Year of living adventurously

Year of living adventurously (Mike Riley, Getty Images)

As we commence the annual ritual of pledging to be trimmer, thriftier, tidier and overall more disciplined human beings, consider adding another goal to the list of resolutions: riskier.

Whether it's reaching for Mount Everest or reaching for a promotion, plunging from a perfectly good airplane or plunging into marriage, 2014 can be a year of living adventurously, if only we confront those primal fears that so often hold us back.

But how?

Three authors with varied perspectives weighed in on the value of taking risks and releasing the stranglehold of fears that can keep us from pursuing potentially enriching experiences.

David Ropeik, risk perception consultant

Feeling afraid evolved as an adaptive trait, an intuitive reaction that allows you to make a quick judgment about whether something is a threat when you don't have all the information, said David Ropeik, a risk perception consultant and author of "How Risky Is It, Really? Why Our Fears Don't Always Match the Facts" (McGraw-Hill).

"Risk is not a fact," Ropeik said. "It is a feeling."

Although that instinct worked wonders for our primitive ancestors fleeing lions and bears, the more complicated risks of the modern world require more careful thought, Ropeik said.

Otherwise, we fear some things too much and some things too little, and the mistakes can be dangerous. For example, many people might fear going scuba diving on vacation in the South Pacific, lest they encounter a very unlikely shark, while they wouldn't hesitate to venture into the sun for hours without sun protection, despite plenty of evidence of the dangers.

"We should challenge ourselves to be more critical thinkers," Ropeik said. "Don't just react and you're done. Get the facts, have more say in the combat with your feelings."

Individual life experiences as well as personality traits influence what we see as risky in the world, which is why some people are terrified of earthquakes and others are far more petrified of commitment.

Several characteristics of the risks themselves also feed our gut feelings that drive our fears.

For example, if the benefit that would result from taking the risk is overwhelming, people feel less scared of it, Ropeik said. Having more control also makes something less scary. So does familiarity.
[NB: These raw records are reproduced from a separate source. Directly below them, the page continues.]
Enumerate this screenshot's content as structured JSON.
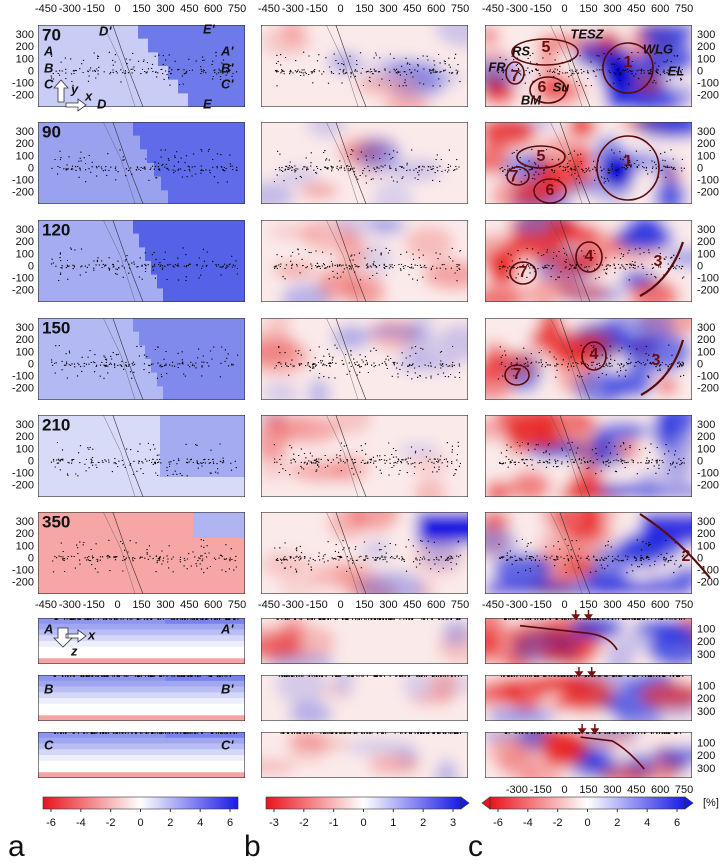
{
  "x_ticks": [
    -450,
    -300,
    -150,
    0,
    150,
    300,
    450,
    600,
    750
  ],
  "y_ticks": [
    300,
    200,
    100,
    0,
    -100,
    -200
  ],
  "depth_ticks": [
    100,
    200,
    300
  ],
  "depths": [
    70,
    90,
    120,
    150,
    210,
    350
  ],
  "map_labels": [
    "A",
    "A'",
    "B",
    "B'",
    "C",
    "C'",
    "D'",
    "D",
    "E'",
    "E",
    "y",
    "x"
  ],
  "section_labels": [
    [
      "A",
      "A'",
      "x",
      "z"
    ],
    [
      "B",
      "B'"
    ],
    [
      "C",
      "C'"
    ]
  ],
  "anomaly_labels": [
    [
      "RS",
      "5",
      "TESZ",
      "1",
      "WLG",
      "EL",
      "FR",
      "7",
      "6",
      "Su",
      "BM"
    ],
    [
      "5",
      "1",
      "7",
      "6"
    ],
    [
      "4",
      "3",
      "7"
    ],
    [
      "4",
      "3",
      "7"
    ],
    [],
    [
      "2"
    ]
  ],
  "colorbars": [
    {
      "ticks": [
        -6,
        -4,
        -2,
        0,
        2,
        4,
        6
      ]
    },
    {
      "ticks": [
        -3,
        -2,
        -1,
        0,
        1,
        2,
        3
      ]
    },
    {
      "ticks": [
        -6,
        -4,
        -2,
        0,
        2,
        4,
        6
      ],
      "unit": "[%]"
    }
  ],
  "panel_letters": [
    "a",
    "b",
    "c"
  ]
}
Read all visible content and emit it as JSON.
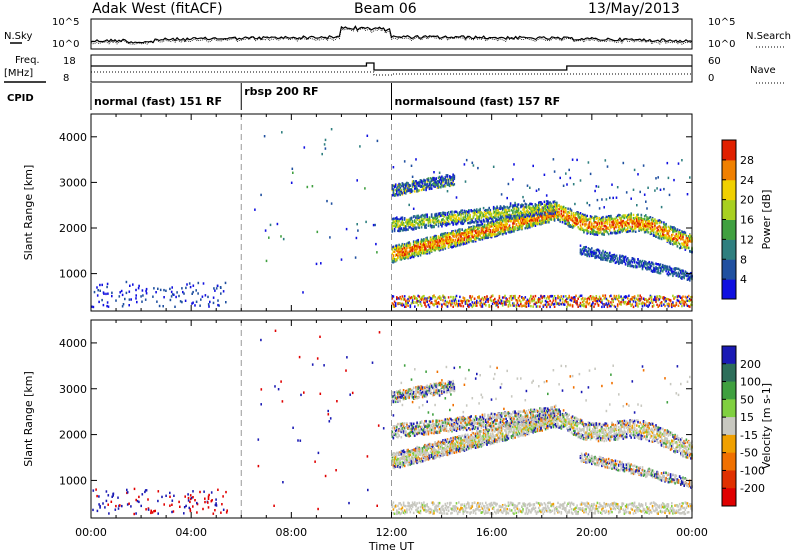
{
  "header": {
    "station": "Adak West (fitACF)",
    "beam": "Beam 06",
    "date": "13/May/2013"
  },
  "strip_labels": {
    "nsky": "N.Sky",
    "nsearch": "N.Search",
    "freq": "Freq.",
    "freq_unit": "[MHz]",
    "nave": "Nave",
    "cpid": "CPID",
    "nsky_ticks": [
      "10^5",
      "10^0"
    ],
    "nsearch_ticks": [
      "10^5",
      "10^0"
    ],
    "freq_ticks": [
      "18",
      "8"
    ],
    "nave_ticks": [
      "60",
      "0"
    ]
  },
  "cpid_segments": [
    {
      "label": "normal (fast) 151 RF",
      "start_hour": 0
    },
    {
      "label": "rbsp 200 RF",
      "start_hour": 6
    },
    {
      "label": "normalsound (fast) 157 RF",
      "start_hour": 12
    }
  ],
  "chart_data": [
    {
      "type": "heatmap",
      "name": "power",
      "ylabel": "Slant Range [km]",
      "xlabel": "Time UT",
      "xlim_hours": [
        0,
        24
      ],
      "ylim": [
        180,
        4500
      ],
      "y_ticks": [
        1000,
        2000,
        3000,
        4000
      ],
      "x_tick_labels": [
        "00:00",
        "04:00",
        "08:00",
        "12:00",
        "16:00",
        "20:00",
        "00:00"
      ],
      "colorbar": {
        "label": "Power [dB]",
        "ticks": [
          "4",
          "8",
          "12",
          "16",
          "20",
          "24",
          "28"
        ],
        "colors": [
          "#1010e0",
          "#2050a0",
          "#2f7f7f",
          "#40a040",
          "#a8d020",
          "#f0d000",
          "#f08000",
          "#e02000"
        ]
      }
    },
    {
      "type": "heatmap",
      "name": "velocity",
      "ylabel": "Slant Range [km]",
      "xlabel": "Time UT",
      "xlim_hours": [
        0,
        24
      ],
      "ylim": [
        180,
        4500
      ],
      "y_ticks": [
        1000,
        2000,
        3000,
        4000
      ],
      "x_tick_labels": [
        "00:00",
        "04:00",
        "08:00",
        "12:00",
        "16:00",
        "20:00",
        "00:00"
      ],
      "colorbar": {
        "label": "Velocity [m s-1]",
        "ticks": [
          "200",
          "100",
          "50",
          "15",
          "-15",
          "-50",
          "-100",
          "-200"
        ],
        "colors": [
          "#1a1ab4",
          "#2d6e5a",
          "#3fa03f",
          "#80d040",
          "#c8c8c0",
          "#f0a000",
          "#f07000",
          "#e03000",
          "#e00000"
        ]
      }
    }
  ],
  "x_axis": {
    "title": "Time UT",
    "tick_labels": [
      "00:00",
      "04:00",
      "08:00",
      "12:00",
      "16:00",
      "20:00",
      "00:00"
    ]
  }
}
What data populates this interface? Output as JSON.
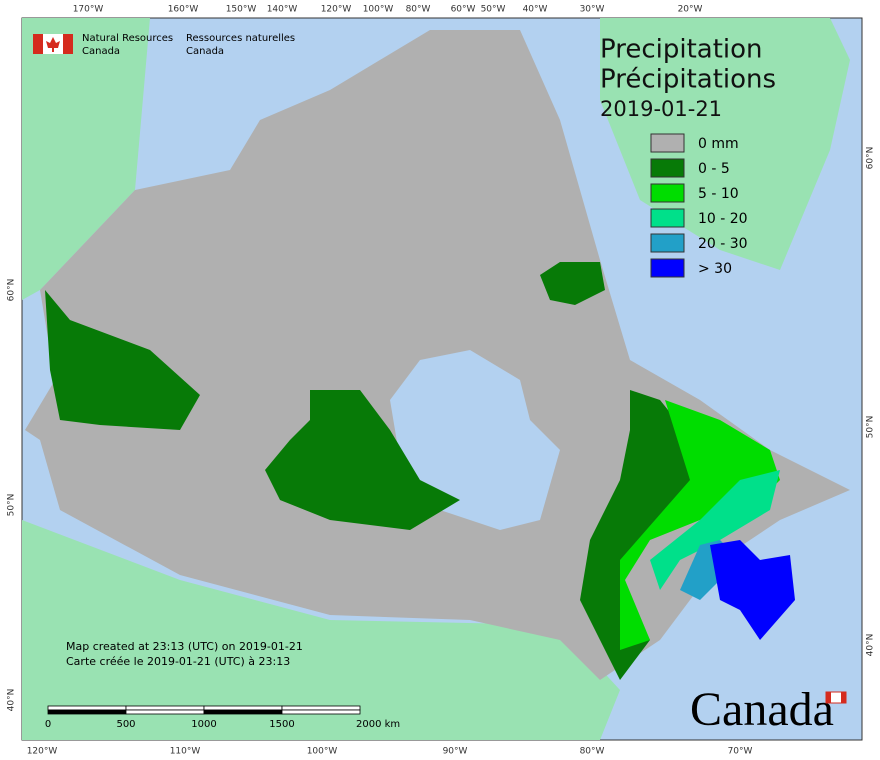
{
  "header": {
    "org_en": [
      "Natural Resources",
      "Canada"
    ],
    "org_fr": [
      "Ressources naturelles",
      "Canada"
    ]
  },
  "title": {
    "en": "Precipitation",
    "fr": "Précipitations",
    "date": "2019-01-21"
  },
  "legend": [
    {
      "label": "0 mm",
      "color": "#b0b0b0"
    },
    {
      "label": "0 - 5",
      "color": "#077a07"
    },
    {
      "label": "5 - 10",
      "color": "#00dd00"
    },
    {
      "label": "10 - 20",
      "color": "#00e08a"
    },
    {
      "label": "20 - 30",
      "color": "#22a0c8"
    },
    {
      "label": "> 30",
      "color": "#0000ff"
    }
  ],
  "graticule": {
    "top": [
      "170°W",
      "160°W",
      "150°W",
      "140°W",
      "120°W",
      "100°W",
      "80°W",
      "60°W",
      "50°W",
      "40°W",
      "30°W",
      "20°W"
    ],
    "bottom": [
      "120°W",
      "110°W",
      "100°W",
      "90°W",
      "80°W",
      "70°W"
    ],
    "left": [
      "60°N",
      "50°N",
      "40°N"
    ],
    "right": [
      "60°N",
      "50°N",
      "40°N"
    ]
  },
  "notes": [
    "Map created at 23:13 (UTC) on 2019-01-21",
    "Carte créée le 2019-01-21 (UTC) à 23:13"
  ],
  "scale_bar": {
    "labels": [
      "0",
      "500",
      "1000",
      "1500",
      "2000 km"
    ]
  },
  "wordmark": "Canada"
}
To mitigate fears so that you feel more comfortable taking a risk, address those characteristics, Ropeik said.

To use the scuba diving example, you might envision and focus on the beauty of the South Pacific and other benefits. To gain some feeling of control, you might do research on which waters have man-eating species and avoid them. You might make the unfamiliar experience more familiar simply by visiting Trip

Advisor and getting acquainted with the region.

Those steps don't necessarily make the experience any safer, but it starts to feel less scary, Ropeik said.

Alternatively, people should be aware that some situations with a high benefit, control or familiarity profile don't feel risky when actually they are, such as texting while driving, and should be careful not to get too comfortable, Ropeik said.

Sharon Salzberg, Buddhist meditation teacher

Though conventional wisdom suggests we are most afraid of the unknown, Sharon Salzberg believes her fears stem from a feeling that she does know what will happen if she takes a risk — namely, that her efforts will flop. That foregone conclusion made her timid about writing her first book even as all her colleagues were doing so. She was closing doors before she opened them.